A BART spokesman said Thursday that management is putting a new comprehensive proposal on the bargaining table in hopes of reaching an agreement with the transit agency's labor unions before their contracts expire Sunday night.
The announcement comes two days after members of the two largest BART unions voted to authorize a strike. Other Bay Area transit agencies are preparing contingency plans for a possible BART strike, which could happen as soon as Monday.
BART spokesman Rick Rice said management's proposal is "closer" to the unions' positions on the key issues regarding pensions, health benefits and salaries, and also tries to address the unions' safety concerns.
But in a bad sign for negotiations -- which were set to resume at 11 a.m. Thursday -- Leo Ruiz, a spokesman for Amalgamated Transit Union Local 1555, which represents 945 station agents, train operators and foreworkers, accused management of bargaining in bad faith by presenting their proposal to the news media before giving it to the unions.
"We know nothing about this," Ruiz told reporters outside the room at BART headquarters in Oakland where Rice and other BART representatives held a news conference.
Ruiz said, "They should bring this proposal to us first."
He said the unions made a proposal to management on Wednesday "but they turned it down and didn't say why."
Ruiz accused BART negotiators of "dragging their feet since April 1," when contract talks began.
BART management has said the labor unions are seeking a 23 percent salary increase over three years but Ruiz said the unions' opening offer was for a smaller increase of 5 percent a year plus cost-of-living increases.
The other union involved in contract negotiations is Service Employees International Union Local 1221, which represents 1,430 mechanics, custodians and clerical workers.
The two unions announced on Wednesday that their members have voted nearly unanimously to authorize a strike.
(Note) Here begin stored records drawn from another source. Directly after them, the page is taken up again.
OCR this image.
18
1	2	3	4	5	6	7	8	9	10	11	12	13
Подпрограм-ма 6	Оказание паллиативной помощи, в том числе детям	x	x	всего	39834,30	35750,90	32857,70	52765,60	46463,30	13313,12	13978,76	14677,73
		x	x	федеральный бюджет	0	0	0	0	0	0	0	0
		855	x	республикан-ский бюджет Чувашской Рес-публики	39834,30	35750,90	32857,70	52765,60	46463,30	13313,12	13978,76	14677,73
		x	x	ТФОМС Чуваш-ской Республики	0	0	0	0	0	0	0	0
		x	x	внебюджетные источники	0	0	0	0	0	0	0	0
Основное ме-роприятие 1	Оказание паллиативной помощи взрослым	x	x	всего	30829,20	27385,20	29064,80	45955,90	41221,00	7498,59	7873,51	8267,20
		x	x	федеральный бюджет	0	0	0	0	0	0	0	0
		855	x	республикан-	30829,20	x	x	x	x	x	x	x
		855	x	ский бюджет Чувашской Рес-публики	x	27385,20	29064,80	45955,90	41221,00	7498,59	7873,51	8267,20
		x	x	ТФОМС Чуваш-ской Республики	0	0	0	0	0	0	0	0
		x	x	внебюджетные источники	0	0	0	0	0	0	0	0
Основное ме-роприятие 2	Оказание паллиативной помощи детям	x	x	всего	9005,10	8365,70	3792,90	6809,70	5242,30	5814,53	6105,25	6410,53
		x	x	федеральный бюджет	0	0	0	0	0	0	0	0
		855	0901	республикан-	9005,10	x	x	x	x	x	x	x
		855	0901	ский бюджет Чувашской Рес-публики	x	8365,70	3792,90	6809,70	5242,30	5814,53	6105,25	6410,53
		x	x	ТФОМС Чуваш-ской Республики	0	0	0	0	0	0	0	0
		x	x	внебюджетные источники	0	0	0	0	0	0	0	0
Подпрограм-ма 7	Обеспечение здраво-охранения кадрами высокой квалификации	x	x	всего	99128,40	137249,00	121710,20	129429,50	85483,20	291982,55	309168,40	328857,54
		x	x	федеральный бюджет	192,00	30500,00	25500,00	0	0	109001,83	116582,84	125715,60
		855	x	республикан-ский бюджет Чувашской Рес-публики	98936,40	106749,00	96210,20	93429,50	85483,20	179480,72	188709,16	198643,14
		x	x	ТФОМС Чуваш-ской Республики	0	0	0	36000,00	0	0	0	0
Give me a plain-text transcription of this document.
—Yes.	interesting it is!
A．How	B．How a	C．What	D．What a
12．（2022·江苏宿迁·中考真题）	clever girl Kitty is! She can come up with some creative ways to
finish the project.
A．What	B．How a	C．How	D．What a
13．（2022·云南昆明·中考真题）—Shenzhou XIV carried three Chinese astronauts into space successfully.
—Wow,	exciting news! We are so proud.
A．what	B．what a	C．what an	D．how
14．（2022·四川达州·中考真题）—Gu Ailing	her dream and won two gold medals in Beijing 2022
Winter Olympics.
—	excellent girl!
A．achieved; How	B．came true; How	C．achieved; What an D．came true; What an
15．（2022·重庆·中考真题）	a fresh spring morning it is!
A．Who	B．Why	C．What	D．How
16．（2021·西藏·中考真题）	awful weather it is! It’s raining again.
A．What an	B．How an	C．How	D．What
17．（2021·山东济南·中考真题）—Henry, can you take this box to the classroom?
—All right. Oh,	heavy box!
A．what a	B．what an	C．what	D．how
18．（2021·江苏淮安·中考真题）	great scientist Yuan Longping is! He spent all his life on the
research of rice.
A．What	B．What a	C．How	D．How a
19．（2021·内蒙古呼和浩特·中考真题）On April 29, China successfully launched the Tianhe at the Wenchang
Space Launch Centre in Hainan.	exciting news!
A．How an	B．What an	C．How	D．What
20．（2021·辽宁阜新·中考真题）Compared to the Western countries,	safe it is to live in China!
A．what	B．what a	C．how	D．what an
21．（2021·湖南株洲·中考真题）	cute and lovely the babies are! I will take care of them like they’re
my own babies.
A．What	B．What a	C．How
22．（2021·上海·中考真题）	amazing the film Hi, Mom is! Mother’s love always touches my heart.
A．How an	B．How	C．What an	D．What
But the unions have said that they're still trying to reach an agreement so a strike can be avoided.
Rice echoed that sentiment today, saying, "We're really trying to keep the trains running. We believe there's a deal to be had."
He said talks were scheduled to run from 11 a.m. to 5 p.m. Thursday and then from 7 p.m. until late into the night. Negotiations will then resume at 11 a.m. Friday and will go all weekend if necessary, he said.
Rice said BART has asked Gov. Jerry Brown not to order a 60-day cooling off period that would delay a strike if an agreement isn't reached by Sunday.
The last time BART employees staged a strike was in September 1997. The walkout lasted six days before a settlement was finally reached.
Rice said the labor unions have promised in the past to give at least 72 hours' notice before going on strike but there's no guarantee they will give that much notice this time.